Naar aanleiding van het tegen dit besluit gemaakt bezwaar heeft appellant een nieuwe aanvraag van gedaagde tot overname van de loonbetalingsverplichting van [naam verhuisbedrijf] bij besluit van 14 november 2000 afgewezen onder de overweging dat geen sprake is van faillissement en/of betalingsonmacht van deze werkgever en dat gedaagde alles uitbetaald zou hebben gekregen waarop hij recht had. In reactie hierop heeft de gemachtigde van gedaagde op 16 november 2000 medegedeeld dat deze kwestie als afgedaan kan worden beschouwd. Het bezwaar tegen het besluit van 10 maart 2000 is door appellant bij besluit van 1 juni 2001 (het bestreden besluit) ongegrond verklaard.
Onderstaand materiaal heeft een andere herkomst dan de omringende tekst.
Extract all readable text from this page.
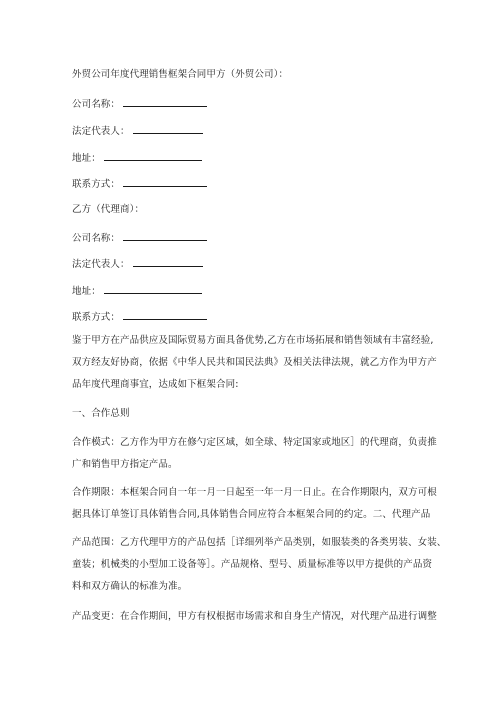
外贸公司年度代理销售框架合同甲方（外贸公司）：
公司名称：
法定代表人：
地址：
联系方式：
乙方（代理商）：
公司名称：
法定代表人：
地址：
联系方式：
鉴于甲方在产品供应及国际贸易方面具备优势,乙方在市场拓展和销售领域有丰富经验,
双方经友好协商，依据《中华人民共和国民法典》及相关法律法规，就乙方作为甲方产
品年度代理商事宜，达成如下框架合同:
一、合作总则
合作模式：乙方作为甲方在修勺定区域，如全球、特定国家或地区］的代理商，负责推
广和销售甲方指定产品。
合作期限：本框架合同自一年一月一日起至一年一月一日止。在合作期限内，双方可根
据具体订单签订具体销售合同,具体销售合同应符合本框架合同的约定。二、代理产品
产品范围：乙方代理甲方的产品包括［详细列举产品类别，如服装类的各类男装、女装、
童装；机械类的小型加工设备等］。产品规格、型号、质量标准等以甲方提供的产品资
料和双方确认的标准为准。
产品变更：在合作期间，甲方有权根据市场需求和自身生产情况，对代理产品进行调整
Bij de aangevallen uitspraak heeft de rechtbank het beroep gegrond verklaard, het bestreden besluit vernietigd en appellant opdracht gegeven een nieuwe beslissing te nemen met inachtneming van de uitspraak, met veroordeling van appellant tot vergoeding van het griffierecht en van proceskosten. Daartoe is overwogen dat appellant het besluit van
14 november 2000 ten onrechte niet heeft beschouwd als een aanvulling van het besluit van 10 maart 2000. Voorts was de rechtbank van oordeel dat het bestreden besluit onvoldoende zorgvuldig is voorbereid en ontoereikend gemotiveerd omdat appellant niet heeft onderzocht of [naam verhuisbedrijf] is aan te merken als een werkgever in de zin van artikel 61, eerste lid, van de WW. Tevens was de rechtbank van oordeel dat het onderzoek naar de overgang van de onderneming onvolledig is geweest, hetgeen temeer klemt omdat de benodigde informatie naar alle waarschijnlijkheid eenvoudig bij de faillissementscurator te verkrijgen is, die vanuit zijn specifieke taak een dergelijk onderzoek (ook) behoort te verrichten.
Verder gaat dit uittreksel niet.